JLG/JLG
Auto-Retrato de Dezembro
(JLG/JLG Autoportrait de Décembre)
Como imaginaríamos uma biografia de JLG por JLG? Ora, isto é absurdo: o homem que irrelevou o "tempo cinematográfico" (o tempo que "dá conta" da ação e do cotidiano) pode responder por uma cronologia? Estranha pergunta, porque Godard fala muito pouco do sua história neste auto-retrato. A pergunta mais correta giraria em torno da questão "como construir uma biografia anulando a cronologia, desconstruindo os dados passados e sua continuidade?" Aqui ele procede desinteressadamente, criando passagens para o diálogo entre a bagagem e a velocidade/vivacidade de seu cinema. De modo que este belíssimo/brevíssimo filme é constituídos por encadeamentos aparentemente ilógicos, porém fecundos.
a) Godard mata a cronologia, preferindo o auto-retrato. Ele anula o peso do tempo e instaura em seu lugar um regime mnemônico confuso onde enumera uma série de feitos passados e evoca elementos de sua formação para mesclá-los com seu presente: trabalho, tristeza, solidão, fé e descrença, leituras...Enfim, uma auto-fotografia, uma fixação, uma chapa de Kinrley, reveladora de imagens, intensidades, energia.
b) No entanto, não basta colar os fatos num mapa, ao léu, produzindo poesia e reinventando estilo. Godard se presta a alguns "comentários imagéticos" dos quais gostaria de comentar.
b.1) Imagens estáticas: elas são uma tentativa desesperada de suscitar no espectador certa nostalgia da imagem, como se pudéssemos restituí-la do desgaste a que se encontra submetida.
b.2) Descentramento: são breves os momentos onde se esclarece tratar de uma biografia. Godard propõe uma montagem onde um esquema "político cultural" (arte ¹ cultura, criação ¹ regra) se encadeará com diálogos cotidianos (dia-a-dia da Sonimage), que por sua vez se conectará a fotos da infância, geografia e respiração. Descentramento como fuga paradoxal de um eixo.

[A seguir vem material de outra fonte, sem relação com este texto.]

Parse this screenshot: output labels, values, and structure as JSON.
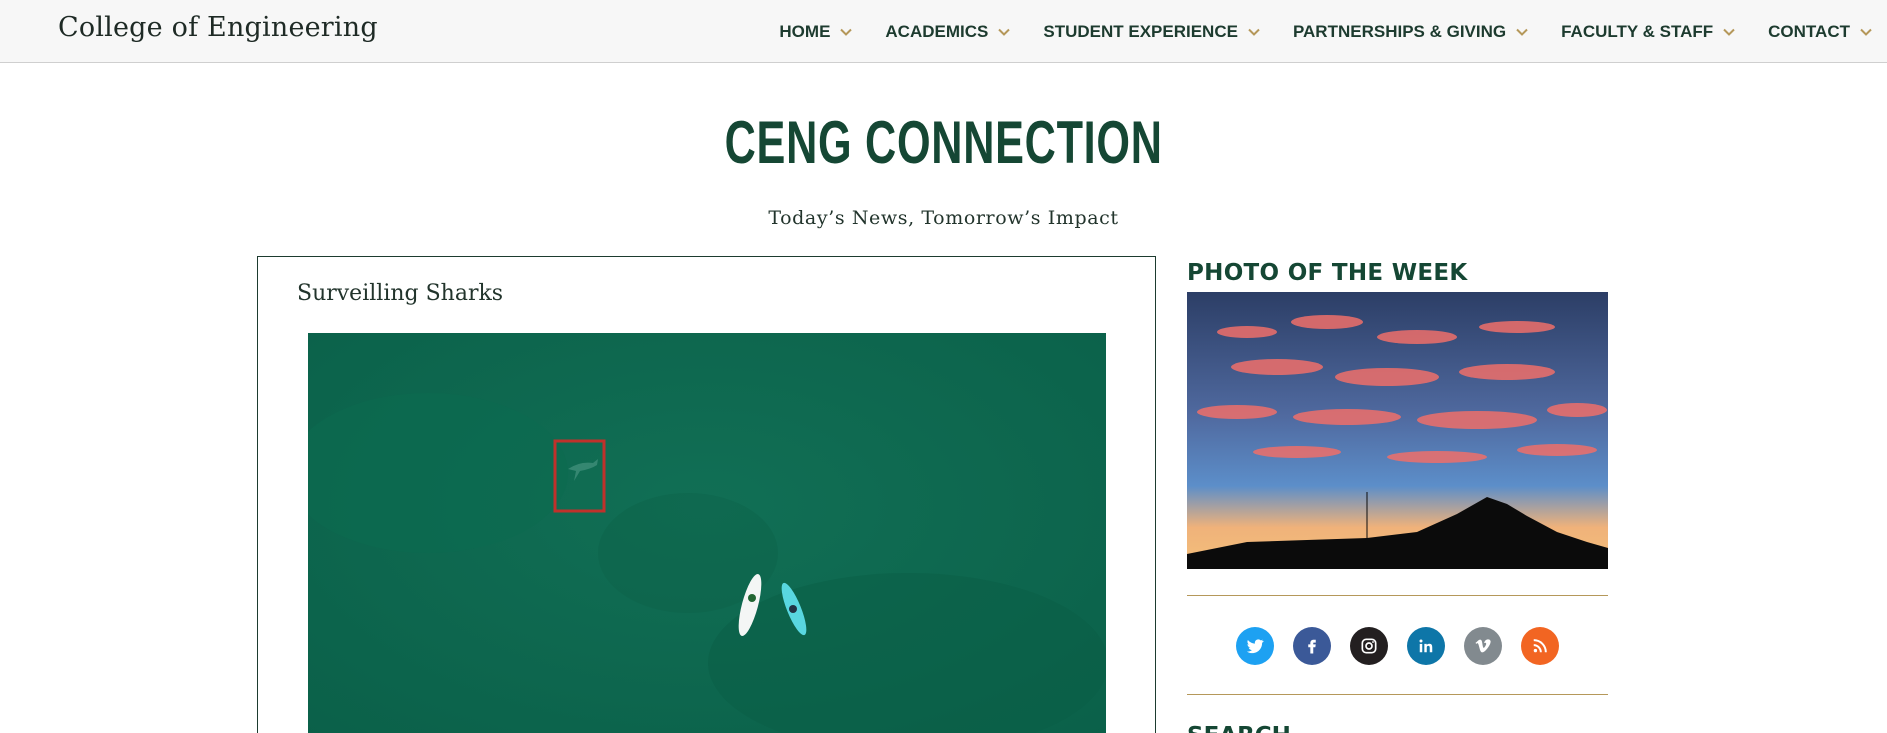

O final traz uma justificativa geral (embora não acreditamos-na consciente): o cinema como canal possível para o amor. Não o amor de casa-significados, em nome da santa família, amém. Mas o múltiplo amor de Godard, que irrompe com a feitura do filme. E ele próprio é a expressão deste amor, nele está contido. É show de bola!!